I don’t follow this conventional wisdom.  Each genre teaches you critical skills which apply to other genres.  While it’s true that I have a particular passion for street photography, I’m not sure I would be much good at it if I didn’t shoot other stuff.  My experience in landscape and wildlife photography is what gave me the tools to really get meaningful images on city streets.  So I would never encourage anyone, especially at the beginner stage, to pick one genre.  
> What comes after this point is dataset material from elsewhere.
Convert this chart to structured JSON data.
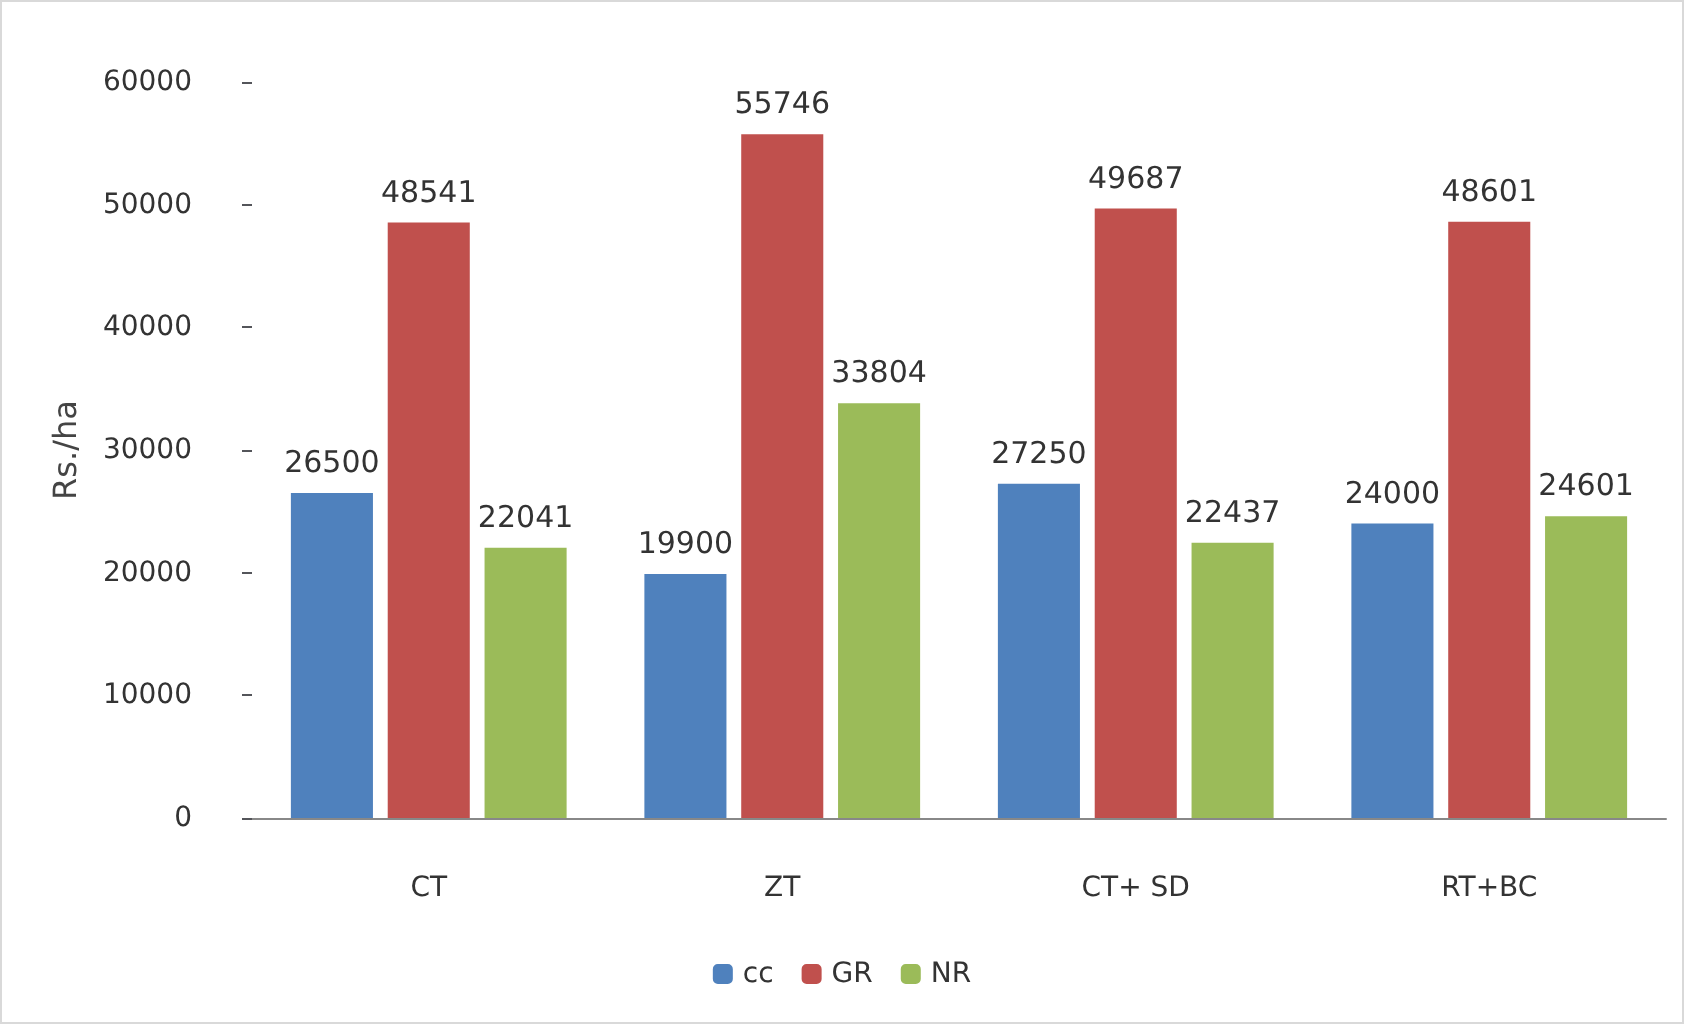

And speaking of ideas I do not agree with:  many people insist that a good photo must tell a story.  I don’t buy that.  A story requires a temporal element; a picture freezes time.  Images can be part of a larger narrative, but not every image contains a story.  To me, a photograph is not a container; it’s a window.  And what passes in the window either commands your attention, or not.  The job of the photographer is to ignite a spark of recognition by presenting a familiar thing, and simultaneously confound it with something entirely unexpected. This juxtaposition conveys a tension which can provoke a feeling in the viewer: humor, anger, wonder, shock, etc.  That emotional resonance is what photographer are trying to convey in their images.  A good image portrays the conventional in an unimagined way. A great image alters perception in a sense that echoes beyond its viewing.
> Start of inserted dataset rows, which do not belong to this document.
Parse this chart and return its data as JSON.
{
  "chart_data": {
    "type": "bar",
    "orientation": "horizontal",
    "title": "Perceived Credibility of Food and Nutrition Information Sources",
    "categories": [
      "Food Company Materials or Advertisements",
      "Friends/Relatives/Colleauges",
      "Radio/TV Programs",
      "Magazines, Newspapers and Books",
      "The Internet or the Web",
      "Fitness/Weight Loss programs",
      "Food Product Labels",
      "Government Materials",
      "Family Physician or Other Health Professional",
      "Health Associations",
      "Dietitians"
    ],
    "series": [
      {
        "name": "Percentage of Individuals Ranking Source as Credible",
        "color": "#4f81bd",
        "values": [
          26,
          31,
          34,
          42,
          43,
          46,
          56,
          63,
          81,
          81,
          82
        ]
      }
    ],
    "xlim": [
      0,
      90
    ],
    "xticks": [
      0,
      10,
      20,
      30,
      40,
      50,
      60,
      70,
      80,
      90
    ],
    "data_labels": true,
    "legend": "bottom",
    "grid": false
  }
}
How I look at editing photos

For me, everything is fair game when you are creating a photographic image for your own use.  I don’t make a fundamental distinction between making a photograph and making a painting.  Creators create, and what they create belongs to them.  So I don’t see any obligation to stay within implied boundaries of “realism”.  I have no compunction about editing, whether it is simply cropping and contrast adjustments or something more elaborate like doing composite work.  To me all that is perfectly fine.  But ethical considerations do creep in where photography becomes transactional.  If your image becomes a product, whether its a print for sale or a photojournalistic assignment, then you become accountable for your process.  In that situation, there is an ethical imperative to be transparent about how you get to that final image.  Failure to do that is unethical in my opinion.

All that said, my personal creative ethic, and most often my goal, is to faithfully represent what I saw when I took the photo.  However, what I see and what the camera records are almost never aligned.  That is counterintuitive to some people, who would argue that what the camera records is the most faithful representation of any scene.  But that is patently untrue and is a failure to understand how cameras and human visual systems work.  Without getting into the technical details, a camera sensor is not nearly as good as the human brain at interpreting a scene.  Everyone who takes photos has had the experience of seeing something beautiful, taking a picture, and being disappointed by the image.  This is not because you were wrong about how beautiful is was.  Its because your camera is not as good as your eyes and your brain at seeing the beauty.

So when I process photos, I am mostly trying to put back what the camera left out.  Sometimes I get there.  Sometimes I fall short and sometimes I go too far.  But the ethic is constant while the output remains a work in progress.